Additionally, among already available details are that OpenFold3  is trained on the El Capitan supercomputer, powered by Apheris’ federated learning (preventing compromising data privacy), and achieves a throughput of 2400 structures per second on 43,200 AMD APUs.

Boltz 2 vs AlphaFold3: Head-to-Head Comparison

These models are both very successful and competitive approaches. Their strengths and weaknesses have already been mentioned, but there are more differences to consider.

First noticeable advancement of Boltz 2 is substantially faster structure generation (its runtime depends on protein length, AlphaFold’s remains unexplained due to complexity)(Haley et al., 2025). 

Another important thing is that despite the fact that both models claim to have open access, it’s on really different levels.

DeepMind released the AlphaFold 3 under a Creative Commons license:

• prohibits commercial use, without a commercial license;
• model weights and the full training pipeline/data are under restricted access;
• some functionalities (ligand binding, certain kinds of modifications) aren’t fully available in the public version. 

On the other hand, Boltz2 was released under a permissive MIT license:

• unrestricted modification and use by academic and commercial structures; 
• transparency (disclosed details of datasets, model code/weights);
• users can freely experiment, identify and fix bugs, and contribute their own enhancements (Falk Hoffmann).

If comparing the accuracy, it’s difficult to determine which one is superior, as performance varies between tasks and modalities.

On the graphs below, you can see the evaluation of structure prediction performance across different complexes that were unseen in their training sets.

Structure prediction Boltz-2 vs AlphaFold 3 (error bars indicate 95% confidence intervals)

Overall, AF3 had better performance, especially with antibody-antigen structures.
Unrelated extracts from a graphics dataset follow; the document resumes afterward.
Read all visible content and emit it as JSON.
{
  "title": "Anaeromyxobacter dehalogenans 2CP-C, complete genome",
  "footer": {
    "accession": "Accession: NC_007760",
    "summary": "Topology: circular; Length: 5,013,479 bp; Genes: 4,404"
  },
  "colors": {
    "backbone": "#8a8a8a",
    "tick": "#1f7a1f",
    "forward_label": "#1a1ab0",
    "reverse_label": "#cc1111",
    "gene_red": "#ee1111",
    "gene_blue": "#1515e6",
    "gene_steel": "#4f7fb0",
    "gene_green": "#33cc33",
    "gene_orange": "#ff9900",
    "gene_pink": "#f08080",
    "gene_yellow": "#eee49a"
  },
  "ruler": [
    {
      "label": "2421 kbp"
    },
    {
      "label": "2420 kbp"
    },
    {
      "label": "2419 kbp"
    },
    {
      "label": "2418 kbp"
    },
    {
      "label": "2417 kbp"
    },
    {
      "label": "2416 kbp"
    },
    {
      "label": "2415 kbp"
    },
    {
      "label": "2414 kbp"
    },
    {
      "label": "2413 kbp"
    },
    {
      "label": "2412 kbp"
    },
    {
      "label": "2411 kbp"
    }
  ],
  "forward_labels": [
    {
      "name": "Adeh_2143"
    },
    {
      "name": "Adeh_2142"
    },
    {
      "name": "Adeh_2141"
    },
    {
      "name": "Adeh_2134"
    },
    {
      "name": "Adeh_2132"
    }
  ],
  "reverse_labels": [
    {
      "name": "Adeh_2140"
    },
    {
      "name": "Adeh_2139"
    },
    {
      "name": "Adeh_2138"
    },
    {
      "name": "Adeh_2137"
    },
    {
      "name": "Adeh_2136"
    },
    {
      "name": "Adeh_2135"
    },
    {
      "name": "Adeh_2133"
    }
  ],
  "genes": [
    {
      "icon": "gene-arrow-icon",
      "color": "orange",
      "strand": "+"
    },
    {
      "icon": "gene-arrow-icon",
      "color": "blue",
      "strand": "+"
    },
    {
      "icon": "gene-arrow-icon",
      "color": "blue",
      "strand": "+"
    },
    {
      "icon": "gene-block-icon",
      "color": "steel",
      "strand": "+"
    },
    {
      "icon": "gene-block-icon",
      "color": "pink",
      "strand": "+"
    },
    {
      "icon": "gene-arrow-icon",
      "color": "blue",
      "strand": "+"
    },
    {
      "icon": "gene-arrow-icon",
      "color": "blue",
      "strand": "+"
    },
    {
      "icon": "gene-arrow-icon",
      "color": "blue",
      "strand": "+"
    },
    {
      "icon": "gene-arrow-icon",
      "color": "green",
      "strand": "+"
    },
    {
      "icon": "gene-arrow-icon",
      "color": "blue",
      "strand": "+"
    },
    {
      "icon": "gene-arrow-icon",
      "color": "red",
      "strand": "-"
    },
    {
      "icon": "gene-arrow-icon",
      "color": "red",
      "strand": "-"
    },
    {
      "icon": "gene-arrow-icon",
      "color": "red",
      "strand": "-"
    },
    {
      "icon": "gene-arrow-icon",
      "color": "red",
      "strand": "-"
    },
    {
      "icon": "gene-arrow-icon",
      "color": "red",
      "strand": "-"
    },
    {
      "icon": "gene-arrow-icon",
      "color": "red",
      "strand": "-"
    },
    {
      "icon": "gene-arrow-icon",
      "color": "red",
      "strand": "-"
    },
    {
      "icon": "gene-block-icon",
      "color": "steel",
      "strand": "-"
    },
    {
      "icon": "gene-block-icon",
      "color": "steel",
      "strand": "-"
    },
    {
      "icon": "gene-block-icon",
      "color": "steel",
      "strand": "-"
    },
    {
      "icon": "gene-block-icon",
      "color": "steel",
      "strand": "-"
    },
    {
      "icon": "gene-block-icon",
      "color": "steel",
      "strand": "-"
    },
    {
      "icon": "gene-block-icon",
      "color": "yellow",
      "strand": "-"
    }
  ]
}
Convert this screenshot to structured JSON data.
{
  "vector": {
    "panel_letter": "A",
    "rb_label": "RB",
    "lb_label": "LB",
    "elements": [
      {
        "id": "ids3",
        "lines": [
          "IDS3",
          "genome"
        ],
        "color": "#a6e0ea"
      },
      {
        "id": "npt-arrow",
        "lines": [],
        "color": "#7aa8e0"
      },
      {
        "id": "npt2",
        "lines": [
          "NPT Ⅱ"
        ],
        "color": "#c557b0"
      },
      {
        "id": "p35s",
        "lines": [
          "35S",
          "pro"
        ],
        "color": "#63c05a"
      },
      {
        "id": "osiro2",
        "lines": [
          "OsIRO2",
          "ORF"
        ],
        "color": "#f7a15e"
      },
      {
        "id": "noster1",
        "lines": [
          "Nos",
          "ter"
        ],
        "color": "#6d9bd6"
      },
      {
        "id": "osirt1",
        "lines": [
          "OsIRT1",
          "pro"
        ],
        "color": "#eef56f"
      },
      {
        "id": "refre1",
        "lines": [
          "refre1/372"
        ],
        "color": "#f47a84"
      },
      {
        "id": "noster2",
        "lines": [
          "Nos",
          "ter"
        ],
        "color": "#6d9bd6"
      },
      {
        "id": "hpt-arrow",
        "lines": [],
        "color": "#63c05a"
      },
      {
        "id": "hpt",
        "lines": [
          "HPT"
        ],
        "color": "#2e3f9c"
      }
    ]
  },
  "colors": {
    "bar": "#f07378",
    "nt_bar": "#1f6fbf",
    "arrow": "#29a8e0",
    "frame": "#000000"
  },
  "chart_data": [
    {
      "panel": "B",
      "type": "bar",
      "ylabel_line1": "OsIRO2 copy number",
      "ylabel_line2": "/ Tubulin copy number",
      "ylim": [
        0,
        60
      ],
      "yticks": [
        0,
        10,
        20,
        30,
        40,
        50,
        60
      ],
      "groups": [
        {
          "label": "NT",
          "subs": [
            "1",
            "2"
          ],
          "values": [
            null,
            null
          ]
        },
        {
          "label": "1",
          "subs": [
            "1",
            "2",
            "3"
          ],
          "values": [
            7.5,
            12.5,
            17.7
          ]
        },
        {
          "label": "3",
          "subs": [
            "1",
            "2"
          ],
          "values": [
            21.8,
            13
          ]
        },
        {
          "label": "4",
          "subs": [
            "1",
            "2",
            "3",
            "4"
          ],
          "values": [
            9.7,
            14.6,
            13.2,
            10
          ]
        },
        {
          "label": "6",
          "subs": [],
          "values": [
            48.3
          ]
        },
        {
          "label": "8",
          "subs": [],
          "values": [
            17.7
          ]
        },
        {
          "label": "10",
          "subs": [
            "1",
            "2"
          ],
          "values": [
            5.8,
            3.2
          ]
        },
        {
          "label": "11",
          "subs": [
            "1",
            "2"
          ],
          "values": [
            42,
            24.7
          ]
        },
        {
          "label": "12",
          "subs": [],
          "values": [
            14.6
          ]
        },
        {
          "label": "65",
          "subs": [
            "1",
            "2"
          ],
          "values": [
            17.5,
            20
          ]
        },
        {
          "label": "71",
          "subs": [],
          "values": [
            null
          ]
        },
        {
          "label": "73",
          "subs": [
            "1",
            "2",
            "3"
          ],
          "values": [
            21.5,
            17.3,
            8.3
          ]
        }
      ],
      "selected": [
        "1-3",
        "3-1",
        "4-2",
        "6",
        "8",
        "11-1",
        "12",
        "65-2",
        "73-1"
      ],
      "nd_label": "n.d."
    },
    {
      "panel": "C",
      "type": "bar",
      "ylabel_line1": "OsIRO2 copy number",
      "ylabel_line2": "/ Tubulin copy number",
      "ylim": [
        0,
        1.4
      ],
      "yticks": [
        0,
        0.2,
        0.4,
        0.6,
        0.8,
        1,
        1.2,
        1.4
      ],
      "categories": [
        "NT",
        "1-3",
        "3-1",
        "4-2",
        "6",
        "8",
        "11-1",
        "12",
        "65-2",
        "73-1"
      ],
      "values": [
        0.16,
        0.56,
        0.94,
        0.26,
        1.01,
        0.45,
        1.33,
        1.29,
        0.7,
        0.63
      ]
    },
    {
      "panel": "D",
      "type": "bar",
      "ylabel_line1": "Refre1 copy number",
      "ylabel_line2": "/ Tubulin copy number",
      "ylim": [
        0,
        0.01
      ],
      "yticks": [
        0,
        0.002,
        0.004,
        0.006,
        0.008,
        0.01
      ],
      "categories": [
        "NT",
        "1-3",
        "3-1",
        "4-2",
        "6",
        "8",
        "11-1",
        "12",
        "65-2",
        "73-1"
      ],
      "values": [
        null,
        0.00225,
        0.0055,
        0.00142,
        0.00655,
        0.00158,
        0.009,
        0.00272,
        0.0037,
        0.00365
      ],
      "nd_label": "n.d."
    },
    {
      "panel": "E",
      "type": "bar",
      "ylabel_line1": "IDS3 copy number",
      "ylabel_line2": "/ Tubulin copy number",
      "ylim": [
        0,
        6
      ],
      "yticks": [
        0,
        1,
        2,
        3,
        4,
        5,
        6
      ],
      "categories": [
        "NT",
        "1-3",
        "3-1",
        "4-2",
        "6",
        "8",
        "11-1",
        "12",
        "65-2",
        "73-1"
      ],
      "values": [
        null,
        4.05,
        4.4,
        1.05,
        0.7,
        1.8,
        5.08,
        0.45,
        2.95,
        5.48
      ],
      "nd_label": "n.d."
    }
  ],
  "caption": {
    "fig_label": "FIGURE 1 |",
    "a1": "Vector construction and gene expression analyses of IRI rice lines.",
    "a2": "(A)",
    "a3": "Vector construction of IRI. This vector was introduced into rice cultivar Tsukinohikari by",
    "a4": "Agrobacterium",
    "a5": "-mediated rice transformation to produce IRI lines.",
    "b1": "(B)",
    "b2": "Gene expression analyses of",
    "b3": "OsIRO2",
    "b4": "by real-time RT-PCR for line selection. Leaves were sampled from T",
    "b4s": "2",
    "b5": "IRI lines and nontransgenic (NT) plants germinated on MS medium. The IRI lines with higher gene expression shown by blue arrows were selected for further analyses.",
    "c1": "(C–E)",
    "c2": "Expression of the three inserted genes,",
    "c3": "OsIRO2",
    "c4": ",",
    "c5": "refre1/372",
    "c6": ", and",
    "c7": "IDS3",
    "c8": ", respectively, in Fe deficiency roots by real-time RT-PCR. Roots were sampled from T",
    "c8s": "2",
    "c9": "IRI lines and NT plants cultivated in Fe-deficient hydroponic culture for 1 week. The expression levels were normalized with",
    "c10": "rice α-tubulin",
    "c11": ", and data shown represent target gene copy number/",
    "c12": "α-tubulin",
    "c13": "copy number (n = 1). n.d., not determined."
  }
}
However, Boltz has significantly better physicality metrics both for small-molecule conformations and for steric clashes at interfaces (Passaro et al., 2025).
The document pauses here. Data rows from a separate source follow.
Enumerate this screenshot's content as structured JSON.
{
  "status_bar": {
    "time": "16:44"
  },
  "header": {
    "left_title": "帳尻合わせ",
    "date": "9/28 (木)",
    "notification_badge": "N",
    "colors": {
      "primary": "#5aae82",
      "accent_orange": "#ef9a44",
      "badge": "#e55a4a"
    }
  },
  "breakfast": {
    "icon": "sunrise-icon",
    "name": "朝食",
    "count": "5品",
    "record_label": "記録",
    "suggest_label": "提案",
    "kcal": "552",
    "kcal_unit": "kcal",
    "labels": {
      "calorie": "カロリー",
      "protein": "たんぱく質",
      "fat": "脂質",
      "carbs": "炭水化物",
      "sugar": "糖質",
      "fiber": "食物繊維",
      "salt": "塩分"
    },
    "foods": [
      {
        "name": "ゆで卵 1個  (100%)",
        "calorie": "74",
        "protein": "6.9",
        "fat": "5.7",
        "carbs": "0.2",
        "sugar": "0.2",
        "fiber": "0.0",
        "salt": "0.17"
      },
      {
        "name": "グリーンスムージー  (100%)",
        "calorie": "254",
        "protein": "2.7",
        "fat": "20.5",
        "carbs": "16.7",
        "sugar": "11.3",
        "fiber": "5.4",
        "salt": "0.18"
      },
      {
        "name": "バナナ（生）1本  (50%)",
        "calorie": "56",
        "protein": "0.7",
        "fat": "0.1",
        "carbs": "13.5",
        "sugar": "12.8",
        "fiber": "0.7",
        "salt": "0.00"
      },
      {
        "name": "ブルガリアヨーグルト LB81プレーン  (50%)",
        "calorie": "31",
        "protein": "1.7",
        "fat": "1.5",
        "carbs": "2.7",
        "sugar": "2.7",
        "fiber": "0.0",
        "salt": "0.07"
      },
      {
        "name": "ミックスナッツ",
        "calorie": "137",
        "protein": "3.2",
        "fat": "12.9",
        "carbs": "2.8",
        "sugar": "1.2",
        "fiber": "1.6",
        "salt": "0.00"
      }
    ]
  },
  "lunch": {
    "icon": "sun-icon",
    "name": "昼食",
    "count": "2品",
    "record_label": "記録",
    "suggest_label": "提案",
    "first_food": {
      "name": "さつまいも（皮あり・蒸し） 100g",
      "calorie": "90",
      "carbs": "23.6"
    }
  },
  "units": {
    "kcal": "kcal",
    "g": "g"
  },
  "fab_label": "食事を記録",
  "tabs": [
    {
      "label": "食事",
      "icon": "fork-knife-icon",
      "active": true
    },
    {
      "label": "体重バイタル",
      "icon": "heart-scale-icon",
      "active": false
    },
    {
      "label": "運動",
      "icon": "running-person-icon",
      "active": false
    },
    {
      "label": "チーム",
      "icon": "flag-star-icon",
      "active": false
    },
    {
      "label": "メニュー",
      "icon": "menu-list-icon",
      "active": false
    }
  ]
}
Another comparison was on ligands bound to the SARS-CoV-2 and MERS-CoV main proteases: Boltz-2 has comparable success to AlphaFold3 models, even though they were fine-tuned or with additional physics-based relaxation (Passaro et al., 2025).
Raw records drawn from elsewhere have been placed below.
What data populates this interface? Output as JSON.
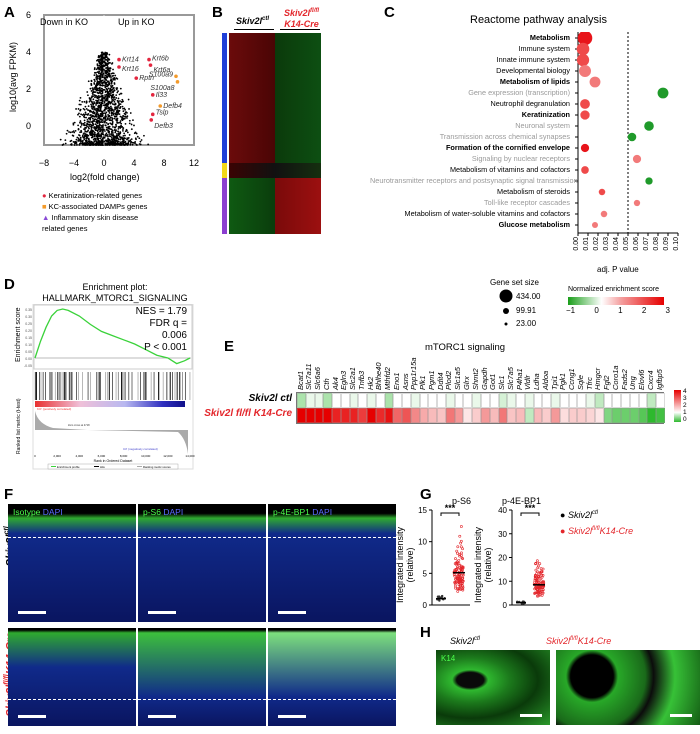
{
  "panels": {
    "A": "A",
    "B": "B",
    "C": "C",
    "D": "D",
    "E": "E",
    "F": "F",
    "G": "G",
    "H": "H"
  },
  "panelA": {
    "down": "Down in KO",
    "up": "Up in KO",
    "ylabel": "log10(avg FPKM)",
    "xlabel": "log2(fold change)",
    "xticks": [
      "−8",
      "−4",
      "0",
      "4",
      "8",
      "12"
    ],
    "yticks": [
      "6",
      "4",
      "2",
      "0"
    ],
    "genes": [
      "Krt14",
      "Krt16",
      "Krt6b",
      "Krt6a",
      "Rptn",
      "S100a9",
      "S100a8",
      "Il33",
      "Defb4",
      "Tslp",
      "Defb3"
    ],
    "legend": [
      "Keratinization-related genes",
      "KC-associated DAMPs genes",
      "Inflammatory skin disease related genes"
    ],
    "colors": {
      "keratinization": "#e3263f",
      "damps": "#f39a2a",
      "inflammatory": "#8a4bd6"
    }
  },
  "panelB": {
    "ctl": "Skiv2l",
    "ctl_sup": "ctl",
    "ko": "Skiv2l",
    "ko_sup": "fl/fl",
    "ko_line2": "K14-Cre"
  },
  "chart_data": [
    {
      "type": "scatter",
      "title": "Reactome pathway analysis",
      "xlabel": "adj. P value",
      "xlim": [
        0,
        0.1
      ],
      "xticks": [
        "0.00",
        "0.01",
        "0.02",
        "0.03",
        "0.04",
        "0.05",
        "0.06",
        "0.07",
        "0.08",
        "0.09",
        "0.10"
      ],
      "threshold": 0.05,
      "pathways": [
        {
          "name": "Metabolism",
          "p": 0.007,
          "nes": 2.6,
          "size": 434,
          "bold": true
        },
        {
          "name": "Immune system",
          "p": 0.005,
          "nes": 2.2,
          "size": 300,
          "bold": false
        },
        {
          "name": "Innate immune system",
          "p": 0.005,
          "nes": 2.3,
          "size": 280,
          "bold": false
        },
        {
          "name": "Developmental biology",
          "p": 0.007,
          "nes": 2.0,
          "size": 260,
          "bold": false
        },
        {
          "name": "Metabolism of lipids",
          "p": 0.017,
          "nes": 2.0,
          "size": 200,
          "bold": true
        },
        {
          "name": "Gene expression (transcription)",
          "p": 0.085,
          "nes": -1.5,
          "size": 200,
          "bold": false,
          "grey": true
        },
        {
          "name": "Neutrophil degranulation",
          "p": 0.007,
          "nes": 2.3,
          "size": 150,
          "bold": false
        },
        {
          "name": "Keratinization",
          "p": 0.007,
          "nes": 2.4,
          "size": 130,
          "bold": true
        },
        {
          "name": "Neuronal system",
          "p": 0.071,
          "nes": -1.5,
          "size": 140,
          "bold": false,
          "grey": true
        },
        {
          "name": "Transmission across chemical synapses",
          "p": 0.054,
          "nes": -1.6,
          "size": 100,
          "bold": false,
          "grey": true
        },
        {
          "name": "Formation of the cornified envelope",
          "p": 0.007,
          "nes": 2.9,
          "size": 90,
          "bold": true
        },
        {
          "name": "Signaling by nuclear receptors",
          "p": 0.059,
          "nes": 1.6,
          "size": 90,
          "bold": false,
          "grey": true
        },
        {
          "name": "Metabolism of vitamins and cofactors",
          "p": 0.007,
          "nes": 2.1,
          "size": 70,
          "bold": false
        },
        {
          "name": "Neurotransmitter receptors and postsynaptic signal transmission",
          "p": 0.071,
          "nes": -1.8,
          "size": 60,
          "bold": false,
          "grey": true
        },
        {
          "name": "Metabolism of steroids",
          "p": 0.024,
          "nes": 2.2,
          "size": 40,
          "bold": false
        },
        {
          "name": "Toll-like receptor cascades",
          "p": 0.059,
          "nes": 1.7,
          "size": 35,
          "bold": false,
          "grey": true
        },
        {
          "name": "Metabolism of water-soluble vitamins and cofactors",
          "p": 0.026,
          "nes": 1.9,
          "size": 40,
          "bold": false
        },
        {
          "name": "Glucose metabolism",
          "p": 0.017,
          "nes": 1.8,
          "size": 30,
          "bold": true
        }
      ],
      "size_legend": {
        "title": "Gene set size",
        "values": [
          "434.00",
          "99.91",
          "23.00"
        ]
      },
      "color_legend": {
        "title": "Normalized enrichment score",
        "ticks": [
          "−1",
          "0",
          "1",
          "2",
          "3"
        ]
      }
    },
    {
      "type": "line",
      "title": "Enrichment plot: HALLMARK_MTORC1_SIGNALING",
      "ylabel": "Enrichment score",
      "ylabel2": "Ranked list metric (t-test)",
      "xlabel": "Rank in Ordered Dataset",
      "yticks": [
        "0.35",
        "0.30",
        "0.25",
        "0.20",
        "0.15",
        "0.10",
        "0.05",
        "0.00",
        "-0.05"
      ],
      "xticks": [
        "0",
        "2,000",
        "4,000",
        "6,000",
        "8,000",
        "10,000",
        "12,000",
        "14,000"
      ],
      "x": [
        0,
        500,
        1000,
        1500,
        2000,
        2500,
        3000,
        4000,
        5000,
        6000,
        7000,
        8000,
        9000,
        10000,
        11000,
        12000,
        12800,
        13500,
        14000
      ],
      "y": [
        0,
        0.12,
        0.22,
        0.3,
        0.34,
        0.35,
        0.34,
        0.3,
        0.24,
        0.19,
        0.16,
        0.13,
        0.1,
        0.06,
        0.02,
        0,
        -0.04,
        -0.02,
        0.0
      ],
      "stats": [
        "NES = 1.79",
        "FDR q = 0.006",
        "P < 0.001"
      ],
      "annotations": [
        "KO' (positively correlated)",
        "Zero cross at 4718",
        "Ctl' (negatively correlated)"
      ],
      "legend": [
        "Enrichment profile",
        "Hits",
        "Ranking metric scores"
      ]
    },
    {
      "type": "heatmap",
      "title": "mTORC1 signaling",
      "genes": [
        "Bcat1",
        "Slc7a11",
        "Slc6a6",
        "Cth",
        "Ak4",
        "Egln3",
        "Slc2a1",
        "Tnfb3",
        "Hk2",
        "Bhlhe40",
        "Mthfd2",
        "Eno1",
        "Asns",
        "Ppp1r15a",
        "Plk1",
        "Pgm1",
        "Ddit4",
        "Plod2",
        "Slc1a5",
        "Glrx",
        "Shmt2",
        "Gapdh",
        "Got1",
        "Slc1",
        "Slc7a5",
        "P4ha1",
        "Vldlr",
        "Ldha",
        "Aldoa",
        "Tpi1",
        "Pgk1",
        "Ccng1",
        "Sqle",
        "Tfrc",
        "Hmgcr",
        "Fgl2",
        "Coro1a",
        "Fads2",
        "Ung",
        "Elovl6",
        "Cxcr4",
        "Igfbp5"
      ],
      "rows": [
        "Skiv2l ctl",
        "Skiv2l fl/fl K14-Cre"
      ],
      "ctl": [
        0.6,
        0.9,
        0.9,
        0.6,
        1,
        1,
        0.9,
        1,
        0.9,
        1,
        0.6,
        1,
        1,
        0.9,
        1,
        1,
        1,
        0.9,
        1,
        1,
        0.9,
        1,
        1,
        0.8,
        0.9,
        1,
        0.9,
        1,
        1,
        0.9,
        1,
        1,
        1,
        0.9,
        0.7,
        1,
        1,
        1,
        1,
        1,
        0.7,
        1
      ],
      "ko": [
        4,
        4,
        4,
        4,
        3.6,
        3.6,
        3.6,
        3.3,
        4,
        3.5,
        3.8,
        2.8,
        3,
        2.4,
        2,
        1.8,
        1.7,
        2.6,
        2.2,
        1.3,
        1.6,
        2.2,
        1.8,
        2.6,
        1.7,
        1.8,
        0.7,
        1.8,
        1.6,
        2.2,
        1.4,
        1.6,
        1.6,
        1.5,
        1.3,
        0.4,
        0.3,
        0.3,
        0.3,
        0.2,
        0,
        0.1
      ],
      "scale_ticks": [
        "4",
        "3",
        "2",
        "1",
        "0"
      ]
    },
    {
      "type": "scatter",
      "title": "p-S6",
      "ylabel": "Integrated intensity (relative)",
      "ylim": [
        0,
        15
      ],
      "yticks": [
        "15",
        "10",
        "5",
        "0"
      ],
      "groups": [
        "Skiv2l ctl",
        "Skiv2l fl/fl K14-Cre"
      ],
      "means": [
        1,
        5.1
      ],
      "sig": "***"
    },
    {
      "type": "scatter",
      "title": "p-4E-BP1",
      "ylabel": "Integrated intensity (relative)",
      "ylim": [
        0,
        40
      ],
      "yticks": [
        "40",
        "30",
        "20",
        "10",
        "0"
      ],
      "groups": [
        "Skiv2l ctl",
        "Skiv2l fl/fl K14-Cre"
      ],
      "means": [
        1,
        8.5
      ],
      "sig": "***"
    }
  ],
  "panelF": {
    "cols": [
      {
        "a": "Isotype",
        "b": "DAPI"
      },
      {
        "a": "p-S6",
        "b": "DAPI"
      },
      {
        "a": "p-4E-BP1",
        "b": "DAPI"
      }
    ],
    "rowctl": "Skiv2l",
    "rowctl_sup": "ctl",
    "rowko": "Skiv2l",
    "rowko_sup": "fl/fl",
    "rowko_tail": "K14-Cre"
  },
  "panelG": {
    "legend_ctl": "Skiv2l",
    "legend_ctl_sup": "ctl",
    "legend_ko": "Skiv2l",
    "legend_ko_sup": "fl/fl",
    "legend_ko_tail": "K14-Cre"
  },
  "panelH": {
    "ctl": "Skiv2l",
    "ctl_sup": "ctl",
    "ko": "Skiv2l",
    "ko_sup": "fl/fl",
    "ko_tail": "K14-Cre",
    "stain": "K14"
  }
}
Boltz-2 matches the success rate without any fine-tuning or physics relaxation (error bars indicate 95% confidence intervals)(Passaro et al., 2025)

Short summary on the main advancement of each model:

Boltz 2	AlphaFold3
predicts both structure and binding affinities; captures local dynamicsbetter ligand–protein interaction modeling, user controllability and flexibility;speed/efficiency;  approaches FEP and is even 1000× faster;better physical validity; accessibility ( disclosed weights/code/ training data, fully open to academia and commercial usage).	– higher accuracy in structure prediction (especially for large complexes and multimeric assemblies);-broader coverage of biomolecules (proteins, nucleic acids, ligands, post-translational modifications…); – more validated and has less variable performance across tasks.

Conclusion

Both Boltz-2 and AlphaFold 3 are transformative steps in AI-driven protein engineering. However, they have different capabilities and focus:

• Boltz-2 prioritizes speed, users’ control, accessibility, and physical accuracy. It enables prediction of structures and binding affinities,  modeling local MD, and achieves FEP-level accuracy.
• AlphaFold 3, on the other hand, focuses on accuracy, generalization, and consistency across diverse biomolecules. Though it has more restrictive licensing and less flexible functional capabilities.

Thus, there is no answer to which model is better. Users need to decide on their own which one can be more useful in a particular task. These approaches demonstrate that AI has already become an essential part of modern protein engineering. Without such tools, the field remains constrained by trial-and-error, inefficiency, and limited precision.Nevertheless, limitations remain in model performance and adoption (particularly within industry), and future progress depends not only on improving individual models but also on integrating their complementary strengths into more accessible, versatile platforms for broader use.